Платформа начала торможение, и я стал натягивать ремни безопасности. Не хватало еще при скатывании с платформы, вывалится из водительского кресла.
– Пристегнись там.
– сказал я Вовке.
– Уже.
– ответил он и я дождавшись остановки платформы опустил заранее выдвинутые упоры.
Прожав плотный слой пыли и пепла, стальные лапы уперлись в камень, и я громко пожелал нам с Вовкой удачи…

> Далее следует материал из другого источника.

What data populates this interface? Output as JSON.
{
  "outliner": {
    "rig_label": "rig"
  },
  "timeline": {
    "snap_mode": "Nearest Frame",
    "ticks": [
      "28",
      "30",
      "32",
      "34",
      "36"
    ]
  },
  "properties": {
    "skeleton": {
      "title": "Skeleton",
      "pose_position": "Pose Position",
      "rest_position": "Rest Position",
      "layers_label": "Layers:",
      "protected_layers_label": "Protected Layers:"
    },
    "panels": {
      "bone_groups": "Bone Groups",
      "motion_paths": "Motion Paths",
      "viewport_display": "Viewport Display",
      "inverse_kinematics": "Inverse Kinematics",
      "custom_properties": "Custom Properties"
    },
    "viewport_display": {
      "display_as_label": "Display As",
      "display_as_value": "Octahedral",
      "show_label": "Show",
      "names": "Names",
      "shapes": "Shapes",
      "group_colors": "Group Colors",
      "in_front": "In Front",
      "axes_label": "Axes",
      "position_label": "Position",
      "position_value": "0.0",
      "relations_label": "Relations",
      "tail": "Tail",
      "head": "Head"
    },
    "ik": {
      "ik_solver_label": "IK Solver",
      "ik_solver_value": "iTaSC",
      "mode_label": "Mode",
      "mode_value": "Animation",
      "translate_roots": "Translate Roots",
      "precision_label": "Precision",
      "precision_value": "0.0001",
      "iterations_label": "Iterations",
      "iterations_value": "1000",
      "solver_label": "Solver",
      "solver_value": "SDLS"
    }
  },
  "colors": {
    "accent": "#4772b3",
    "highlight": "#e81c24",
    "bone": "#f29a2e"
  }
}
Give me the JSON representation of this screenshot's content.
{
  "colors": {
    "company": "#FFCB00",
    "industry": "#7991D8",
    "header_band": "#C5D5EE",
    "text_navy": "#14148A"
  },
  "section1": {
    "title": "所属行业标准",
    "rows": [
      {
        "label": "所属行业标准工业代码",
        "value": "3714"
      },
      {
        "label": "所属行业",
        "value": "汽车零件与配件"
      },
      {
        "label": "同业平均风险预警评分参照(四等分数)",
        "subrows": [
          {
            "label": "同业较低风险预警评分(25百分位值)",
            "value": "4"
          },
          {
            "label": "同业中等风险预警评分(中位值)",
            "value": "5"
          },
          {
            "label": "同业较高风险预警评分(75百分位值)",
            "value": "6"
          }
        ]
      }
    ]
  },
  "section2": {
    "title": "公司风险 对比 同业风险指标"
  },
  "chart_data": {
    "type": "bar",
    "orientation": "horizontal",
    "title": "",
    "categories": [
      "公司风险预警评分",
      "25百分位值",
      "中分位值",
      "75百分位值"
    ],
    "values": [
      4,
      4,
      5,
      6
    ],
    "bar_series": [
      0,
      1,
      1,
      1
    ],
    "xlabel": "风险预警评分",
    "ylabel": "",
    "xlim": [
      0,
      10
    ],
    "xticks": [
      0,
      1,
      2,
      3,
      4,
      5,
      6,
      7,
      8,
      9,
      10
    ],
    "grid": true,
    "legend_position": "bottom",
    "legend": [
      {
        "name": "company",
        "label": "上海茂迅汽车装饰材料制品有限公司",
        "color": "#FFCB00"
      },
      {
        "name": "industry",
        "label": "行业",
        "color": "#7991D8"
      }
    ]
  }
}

Когда мы закончили выравнивание площадки и сооружение пандуса, прошло не меньше четырех с половиной часов. Я чувствовал себя настолько паршиво, что думал скоро блевану прямо в защитное стекло скафандра. Тяжелая ничего почти не соображающая голова казалась бесполезным придатком. Все на что ее хватало это на снисходительное наблюдение за автоматическими движениями тела. Вовке было, как мне кажется еще хуже. Я хотя бы говорить мог нормально, а его хрип, я перевести на русский уже был не в состоянии.
– Давай вырубайся.
– сказал я ему морщась от боли в голове и животе.
Вмонтированная в скафандр аптечка была делом абсолютно необходимым нам. Сколько раз те же механики, понимая, что они больше не нужны, просто вырубали себя до прибытия в Лагерь и осмотра врачом. Да и водители не гнушались такими вещами, если автоматика вела машину к дому. Терпеть такие мучения казалось выше человеческих сил. Это хорошо, что я себя еще в зеркало в тот момент не видел. Почерневшие с красной каймой губы, пошедшее пятнами лицо… думаю любую волю такое зрелище способно убить. А уж как там внутренние органы выглядят лучше и не думать. Если выживем еще долго по большому с кровью ходить будем. Так я тогда думал, чтобы не уснуть и «взбодрить» себя. Мне еще надо было расставить маяки и после этого заползти по наваленному пандусу на платформу. Хоть криво, хоть боком, но заползти и подсоединившись к ней дать команду двигаться домой.